In The Trenches

My Presidential Platform

Published on January 4, 2016 Back to blog
Meme of Debate between Hillary Clinton, Donald Trump and Jeff Freedman

Just before the holidays, while preparing the toast for Small Army’s annual holiday party, I was struggling to find a fun and unique way to recognize each person on the team. At first, I though about re-writing the words to Adele’s “Hello” and singing it karaoke style, but my kids convinced me otherwise (thank goodness).  I thought of giving “most likely to…” awards to each person on the team, but that didn’t seem all that original or current.  But then, somewhat surprisingly, the presidential debates sparked some inspiration.

Just as each presidential candidate shares a similar goal for a stronger country, everyone at Small Army shares a similar goal to create great effective work for our clients. However, also like each candidate, every member of the team has a different view on what that goal may look like and how best to get there.  So, in that spirit, I decided to identify the “platform” that each member of the team would stand for, if running for president. Our avid cyclist was running on the “no cars during rush hour” platform.  One of our designers was proposing to re-design all street signs (just because).  And, one of our relationship managers was promising “All reality TV all the time” (If Trump wins, this could actually happen… but, I digress).

When I was done, several people asked what my platform would be, and I skirted the issue. But the truth is, there is one topic that has been on my mind quite a bit lately: Education.

I worry about the cost of education in this country – not only as a parent of two young children, but also as someone who sees the potential in so many young people who often don’t get the same opportunities of those with more financial means.  Many who could potentially make this country/world a better place are deprived the opportunity because they can’t afford to do so. And, the problem is only getting worse. 

I don’t proclaim to be an expert on this topic, but I’ve thought about it quite a bit. So, in the spirit of thinking differently and sharing, I’d like to toss out a few ideas: 

1.  Optional education tax
How about this one, Hillary?  At the age of 18, in exchange for agreeing to a lifelong “education tax,” the government will pay for 4-years of education at a public college. With this approach, the government is ultimately “investing in its children” – and everyone benefits.  

  • Students who can’t afford college can now attend, without worrying about huge student loans. This will not only help them get better jobs, but give the country better human resources to innovate and grow stronger.
  • Aside from having a stronger overall workforce, the country gets a better long-term return.  According to the College Board, the average cost of 2015-2016 in-state tuition at a public school is about $9,410 per year.  Using a 3% education tax as an example, the government would receive $81,000 (more than 2X the actual cost) from a participant who makes an average of $60k per year over a 45-year work career. This, of course, doesn’t account for interest or general inflation.
  • Colleges will not have to give as much financial aid, allowing them to ultimately lower the cost of tuition for everyone else.
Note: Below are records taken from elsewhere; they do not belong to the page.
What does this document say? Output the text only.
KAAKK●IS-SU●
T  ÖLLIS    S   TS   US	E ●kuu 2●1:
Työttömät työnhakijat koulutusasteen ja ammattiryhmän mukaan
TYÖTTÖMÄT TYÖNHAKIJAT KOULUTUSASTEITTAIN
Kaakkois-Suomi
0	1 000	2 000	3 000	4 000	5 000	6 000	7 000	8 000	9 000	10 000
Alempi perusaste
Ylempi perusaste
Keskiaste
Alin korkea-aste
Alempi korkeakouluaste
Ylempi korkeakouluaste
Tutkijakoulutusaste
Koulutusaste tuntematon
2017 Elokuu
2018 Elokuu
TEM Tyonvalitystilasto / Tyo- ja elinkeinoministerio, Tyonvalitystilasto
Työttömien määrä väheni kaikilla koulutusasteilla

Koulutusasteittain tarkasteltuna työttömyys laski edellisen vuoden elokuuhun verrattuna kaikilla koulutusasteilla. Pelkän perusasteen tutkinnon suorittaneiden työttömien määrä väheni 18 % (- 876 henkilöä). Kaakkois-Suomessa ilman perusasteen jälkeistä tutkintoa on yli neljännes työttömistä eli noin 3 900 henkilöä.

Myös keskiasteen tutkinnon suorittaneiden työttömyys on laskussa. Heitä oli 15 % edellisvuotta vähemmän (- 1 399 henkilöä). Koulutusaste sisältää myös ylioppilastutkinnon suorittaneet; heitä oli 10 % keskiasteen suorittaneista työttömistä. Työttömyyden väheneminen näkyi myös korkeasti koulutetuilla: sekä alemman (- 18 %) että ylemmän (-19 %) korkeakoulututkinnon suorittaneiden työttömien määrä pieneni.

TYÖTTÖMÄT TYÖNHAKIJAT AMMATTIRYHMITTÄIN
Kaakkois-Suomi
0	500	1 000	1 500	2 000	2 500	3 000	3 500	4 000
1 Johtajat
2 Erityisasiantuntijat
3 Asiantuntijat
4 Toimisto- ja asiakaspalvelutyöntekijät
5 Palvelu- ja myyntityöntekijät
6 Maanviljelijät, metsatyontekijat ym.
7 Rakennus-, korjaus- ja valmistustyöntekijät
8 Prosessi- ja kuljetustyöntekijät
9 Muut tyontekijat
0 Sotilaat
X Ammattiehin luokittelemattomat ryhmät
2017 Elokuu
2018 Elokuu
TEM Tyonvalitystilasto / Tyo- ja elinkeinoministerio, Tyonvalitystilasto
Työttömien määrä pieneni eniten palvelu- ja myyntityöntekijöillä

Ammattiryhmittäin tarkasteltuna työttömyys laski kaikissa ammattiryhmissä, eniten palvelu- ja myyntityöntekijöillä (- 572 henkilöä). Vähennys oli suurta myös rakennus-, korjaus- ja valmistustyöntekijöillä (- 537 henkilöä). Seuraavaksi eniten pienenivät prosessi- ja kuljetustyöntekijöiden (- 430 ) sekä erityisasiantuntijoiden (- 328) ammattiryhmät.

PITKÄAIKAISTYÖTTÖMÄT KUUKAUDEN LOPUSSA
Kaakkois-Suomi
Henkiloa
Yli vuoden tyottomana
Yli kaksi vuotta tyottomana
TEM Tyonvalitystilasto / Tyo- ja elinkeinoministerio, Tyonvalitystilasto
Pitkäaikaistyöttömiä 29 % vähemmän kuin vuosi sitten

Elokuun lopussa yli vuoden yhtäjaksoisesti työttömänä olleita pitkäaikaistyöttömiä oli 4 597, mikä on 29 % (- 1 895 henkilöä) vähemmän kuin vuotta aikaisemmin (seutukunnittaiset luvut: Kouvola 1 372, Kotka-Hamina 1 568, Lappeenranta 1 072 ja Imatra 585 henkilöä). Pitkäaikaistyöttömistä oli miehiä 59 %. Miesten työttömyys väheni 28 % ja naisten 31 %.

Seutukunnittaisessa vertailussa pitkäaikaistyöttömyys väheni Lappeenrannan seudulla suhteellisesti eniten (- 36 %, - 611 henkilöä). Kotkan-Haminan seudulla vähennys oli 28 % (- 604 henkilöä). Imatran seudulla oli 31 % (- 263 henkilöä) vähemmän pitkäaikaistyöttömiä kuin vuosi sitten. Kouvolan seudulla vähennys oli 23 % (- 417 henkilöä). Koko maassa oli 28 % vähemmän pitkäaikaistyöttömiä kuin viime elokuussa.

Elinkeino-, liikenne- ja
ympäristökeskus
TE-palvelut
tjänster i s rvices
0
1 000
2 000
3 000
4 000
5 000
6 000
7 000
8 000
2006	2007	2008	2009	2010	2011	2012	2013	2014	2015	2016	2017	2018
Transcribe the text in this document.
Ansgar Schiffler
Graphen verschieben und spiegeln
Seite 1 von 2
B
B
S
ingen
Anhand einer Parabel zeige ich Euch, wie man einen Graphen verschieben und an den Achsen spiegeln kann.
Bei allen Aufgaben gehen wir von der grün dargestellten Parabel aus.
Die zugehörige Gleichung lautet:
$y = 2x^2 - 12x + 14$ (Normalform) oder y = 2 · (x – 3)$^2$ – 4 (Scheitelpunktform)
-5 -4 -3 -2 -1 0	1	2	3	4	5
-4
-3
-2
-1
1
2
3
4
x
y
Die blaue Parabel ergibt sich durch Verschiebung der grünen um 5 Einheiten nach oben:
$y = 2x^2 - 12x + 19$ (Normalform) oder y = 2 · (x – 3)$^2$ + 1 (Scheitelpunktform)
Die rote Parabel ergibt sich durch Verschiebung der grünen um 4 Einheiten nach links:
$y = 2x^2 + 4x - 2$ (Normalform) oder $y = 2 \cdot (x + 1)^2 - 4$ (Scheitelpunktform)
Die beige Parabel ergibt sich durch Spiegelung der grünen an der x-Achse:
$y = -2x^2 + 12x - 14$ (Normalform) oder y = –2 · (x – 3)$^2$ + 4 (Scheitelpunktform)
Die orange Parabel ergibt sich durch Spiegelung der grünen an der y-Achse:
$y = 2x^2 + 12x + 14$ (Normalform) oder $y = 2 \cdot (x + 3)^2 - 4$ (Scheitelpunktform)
2.  College-Student Investment Program
Harvard, are you listening? If colleges truly believe in the power of their education, why not invest in the people who go to school there?  Rather than just giving boatloads of financial aid money, colleges could simply “invest” in qualified students who would prefer to defer payment. In exchange for a percentage of their income from the time they graduate (similar to the education tax), the college will cover their tuition. All the same benefits as above apply, but the school gets the financial return.

3.  Student VC Platform
Attention VCs and Angel Investors.  Rather than invest in businesses/entrepreneurs, invest in students. Following the same logic as above, let’s create a website/business where investors/philanthropists can contribute to a fund that invests in students.  Potential students can  apply for funding in exchange for – you guessed it – a percentage of their future income. The people running the fund can make an “offer” to the potential student (i.e., we cover the cost of 4 years at X school in exchange for X% of your income from the time of graduation to age 65.) All the benefits of the above apply, except the “investors” get the financial benefit.  (There’s likely a non-profit approach to this one as well, but that’s probably a bit too much for this piece.)

Each of these scenarios  requires more financial, legal and operational analysis than I have the time and energy to put into it. If I did, I’d be running to start idea #3. But if you start it, I’ll humbly accept a 10% cut and we can call it a day.  🙂

As always, please feel free to share and/or tell me what you think by commenting here or sending me an email. Here’s to a great 2016! 

Jeff Freedman
CEO/Managing Partner
Small Army | Finn Partners

PS.  As a board member of Nurtury, the longest serving provider of early childhood education in Boston’s inner city, I recognize that there are also significant challenges on that side of the education spectrum. Perhaps the ideas above can help solve that crisis as well. But, in the meantime, I may just reach out for some support.